# How to trim bushes?



## Guap0_ (Dec 2, 2017)

Moderator, please merge threads.


----------



## graysherry24 (Jun 11, 2018)

While trimming always avoid extensive trimming. Prefer for the light trimming in order to ensure from looking overgrown is fine. If you have grown hedge trim it when the branches look overgrown. For making cleanup easier lay a tarp around the shrub you trim.


----------



## That Guy (Aug 19, 2017)




----------



## joed (Mar 13, 2005)

I would start with a hedge trimmer and cut them back to where you want them. Then take some hand clippers and prune some of branches back further inside the bush to allow for better light penetration and to fill in the probably sparse interior.


----------



## lenaitch (Feb 10, 2014)

A thing with conifers (it looks like one) is that new growth ('needles') is on the outer branches and most shed older growth, which is towards the inside. Root around inside the green part and suspect you will find there is little growth towards the centre. If you get overly aggressive, you will end up with a bunch of bare branches and little green. Some will eventually fill out, most won't. A light trim with a hedge trimmer would be my choice. If you really want to cut it back, perhaps digging out and starting anew. One good idea is to find out exactly what species it is and researching it.


----------



## That Guy (Aug 19, 2017)

I still like my idea the best


----------



## ktownskier (Aug 22, 2018)

The best way to trim any shrub is to open up the center to air and light. Like @lenaitch said, most evergreen type shrubs will only have new growth on the outer layers. 

Part of that is due to the use of hedge trimmers where they shear off the new growth and leave a flat plane, training the plant to only grow on the outer edges. 

If you want to create a denser, healthier plant, trim it into the shape you like in stages but also thin it, opening the center up to light and air encouraging growth on the interior. 

This should also be done to trees and other green things in your yards. Trees especially need thinning out and branches removed.


----------



## DoomsDave (Dec 6, 2018)

What those bushes are is key.

Roses, hibiscus etc can be trimmed to nuns and regrow good as new.

Junipers and others can only ya light trimming.


----------



## 3onthetree (Dec 7, 2018)

I suppose in the year the OP originally posted they've grown again, so he'll need to retrim according to y'alls advice.


----------



## DoomsDave (Dec 6, 2018)

DoomsDave said:


> What those bushes are is key.
> 
> Roses, hibiscus etc can be trimmed to nuns and regrow good as new.
> 
> Junipers and others can only ya light trimming.

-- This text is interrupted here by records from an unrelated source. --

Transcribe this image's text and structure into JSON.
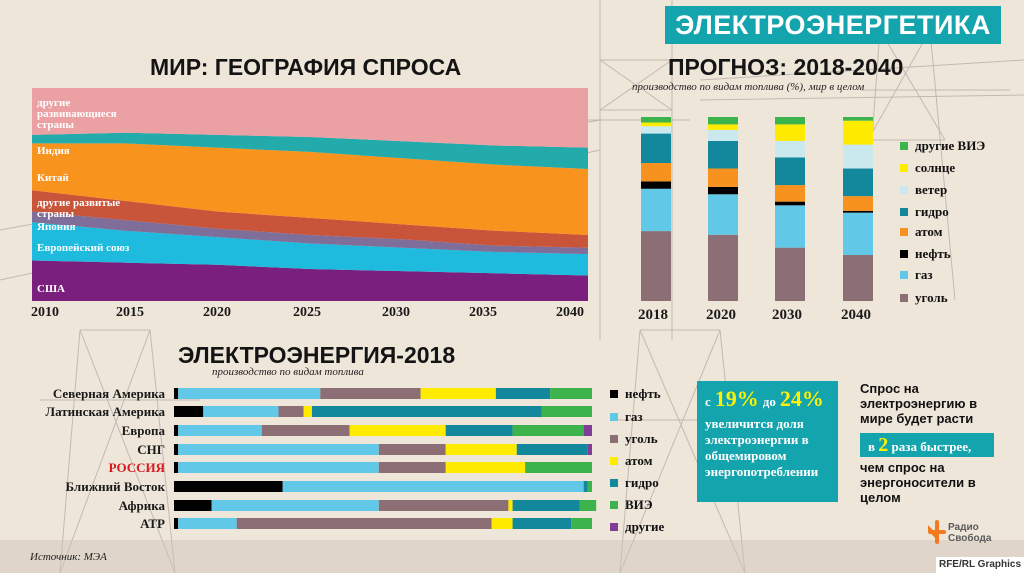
{
  "banner_title": "ЭЛЕКТРОЭНЕРГЕТИКА",
  "colors": {
    "teal": "#14a4ad",
    "coal": "#8b6f74",
    "gas": "#62c8e8",
    "oil": "#000000",
    "nuclear": "#f7921e",
    "hydro": "#13889c",
    "wind": "#c9e9ee",
    "solar": "#ffeb00",
    "other_renewables": "#3cb44b",
    "other": "#7f3f98",
    "developing": "#eba0a3",
    "india": "#23aaab",
    "china": "#f8931d",
    "developed": "#c85439",
    "japan": "#7f6e9a",
    "eu": "#1ebbde",
    "usa": "#7a1f7e"
  },
  "chart_data": [
    {
      "type": "area",
      "title": "МИР: ГЕОГРАФИЯ СПРОСА",
      "x": [
        2010,
        2015,
        2020,
        2025,
        2030,
        2035,
        2040
      ],
      "stacked": true,
      "ylim": [
        0,
        100
      ],
      "series": [
        {
          "name": "США",
          "values": [
            19,
            18,
            17,
            15,
            14,
            13,
            12
          ],
          "color": "#7a1f7e"
        },
        {
          "name": "Европейский союз",
          "values": [
            18,
            15,
            13,
            12,
            11,
            10,
            10
          ],
          "color": "#1ebbde"
        },
        {
          "name": "Япония",
          "values": [
            5,
            5,
            4,
            4,
            4,
            3,
            3
          ],
          "color": "#7f6e9a"
        },
        {
          "name": "другие развитые страны",
          "values": [
            10,
            9,
            8,
            8,
            7,
            7,
            6
          ],
          "color": "#c85439"
        },
        {
          "name": "Китай",
          "values": [
            22,
            27,
            30,
            31,
            31,
            31,
            31
          ],
          "color": "#f8931d"
        },
        {
          "name": "Индия",
          "values": [
            4,
            5,
            6,
            7,
            8,
            9,
            10
          ],
          "color": "#23aaab"
        },
        {
          "name": "другие развивающиеся страны",
          "values": [
            22,
            21,
            22,
            23,
            25,
            27,
            28
          ],
          "color": "#eba0a3"
        }
      ]
    },
    {
      "type": "bar",
      "title": "ПРОГНОЗ: 2018-2040",
      "subtitle": "производство по видам топлива (%), мир в целом",
      "categories": [
        "2018",
        "2020",
        "2030",
        "2040"
      ],
      "stacked": true,
      "ylim": [
        0,
        100
      ],
      "series": [
        {
          "name": "уголь",
          "values": [
            38,
            36,
            29,
            25
          ],
          "color": "#8b6f74"
        },
        {
          "name": "газ",
          "values": [
            23,
            22,
            23,
            23
          ],
          "color": "#62c8e8"
        },
        {
          "name": "нефть",
          "values": [
            4,
            4,
            2,
            1
          ],
          "color": "#000000"
        },
        {
          "name": "атом",
          "values": [
            10,
            10,
            9,
            8
          ],
          "color": "#f7921e"
        },
        {
          "name": "гидро",
          "values": [
            16,
            15,
            15,
            15
          ],
          "color": "#13889c"
        },
        {
          "name": "ветер",
          "values": [
            4,
            6,
            9,
            13
          ],
          "color": "#c9e9ee"
        },
        {
          "name": "солнце",
          "values": [
            2,
            3,
            9,
            13
          ],
          "color": "#ffeb00"
        },
        {
          "name": "другие ВИЭ",
          "values": [
            3,
            4,
            4,
            2
          ],
          "color": "#3cb44b"
        }
      ]
    },
    {
      "type": "bar",
      "orientation": "horizontal",
      "title": "ЭЛЕКТРОЭНЕРГИЯ-2018",
      "subtitle": "производство по видам топлива",
      "categories": [
        "Северная Америка",
        "Латинская Америка",
        "Европа",
        "СНГ",
        "РОССИЯ",
        "Ближний Восток",
        "Африка",
        "АТР"
      ],
      "stacked": true,
      "xlim": [
        0,
        100
      ],
      "series": [
        {
          "name": "нефть",
          "values": [
            1,
            7,
            1,
            1,
            1,
            26,
            9,
            1
          ],
          "color": "#000000"
        },
        {
          "name": "газ",
          "values": [
            34,
            18,
            20,
            48,
            48,
            72,
            40,
            14
          ],
          "color": "#62c8e8"
        },
        {
          "name": "уголь",
          "values": [
            24,
            6,
            21,
            16,
            16,
            0,
            31,
            61
          ],
          "color": "#8b6f74"
        },
        {
          "name": "атом",
          "values": [
            18,
            2,
            23,
            17,
            19,
            0,
            1,
            5
          ],
          "color": "#ffeb00"
        },
        {
          "name": "гидро",
          "values": [
            13,
            55,
            16,
            17,
            0,
            1,
            16,
            14
          ],
          "color": "#13889c"
        },
        {
          "name": "ВИЭ",
          "values": [
            10,
            12,
            17,
            0,
            16,
            1,
            4,
            5
          ],
          "color": "#3cb44b"
        },
        {
          "name": "другие",
          "values": [
            0,
            0,
            2,
            1,
            0,
            0,
            0,
            0
          ],
          "color": "#7f3f98"
        }
      ]
    }
  ],
  "area_labels": {
    "developing": "другие развивающиеся страны",
    "india": "Индия",
    "china": "Китай",
    "developed": "другие развитые страны",
    "japan": "Япония",
    "eu": "Европейский союз",
    "usa": "США"
  },
  "area_years": [
    "2010",
    "2015",
    "2020",
    "2025",
    "2030",
    "2035",
    "2040"
  ],
  "forecast_legend": [
    "другие ВИЭ",
    "солнце",
    "ветер",
    "гидро",
    "атом",
    "нефть",
    "газ",
    "уголь"
  ],
  "elec_legend": [
    "нефть",
    "газ",
    "уголь",
    "атом",
    "гидро",
    "ВИЭ",
    "другие"
  ],
  "highlight_box": {
    "pre": "с",
    "from": "19%",
    "mid": "до",
    "to": "24%",
    "text": "увеличится доля электроэнергии в общемировом энергопотреблении"
  },
  "right_note": {
    "line1": "Спрос на электроэнергию в мире будет расти",
    "box_pre": "в",
    "box_num": "2",
    "box_post": "раза быстрее,",
    "line2": "чем спрос на энергоносители в целом"
  },
  "source": "Источник:  МЭА",
  "logo_text": "Радио Свобода",
  "credit": "RFE/RL Graphics"
}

I meant "nubs" not "nuns."


----------



## DoomsDave (Dec 6, 2018)

jnstevens said:


> Need to trim bushes as they are going over the sidewalk too much. Not even sure what kind of bushes these are? Is a hedge trimmer the best way to trim? Please advise. Thank you!


I don't really know what kind of bushes you have. Where are they located? (City/county and state/province.) That might help ID them.

That said, it looks like they haven't grown too far over the sidewalk, so you can follow @graysherry24's advice and trim them just far enough to get them to the edge. I wouldn't be in a big hurry to trim too far at this point. 

As noted in previous posts, if you trim some plants too far you'll end up with ugly nubs that won't regrow.

Here's an example of a juniper. It won't recover from that ugly look.


----------



## carpdad (Oct 11, 2010)

That's not ugly at all. I think, in fact, the owner is showing off.:smile:


----------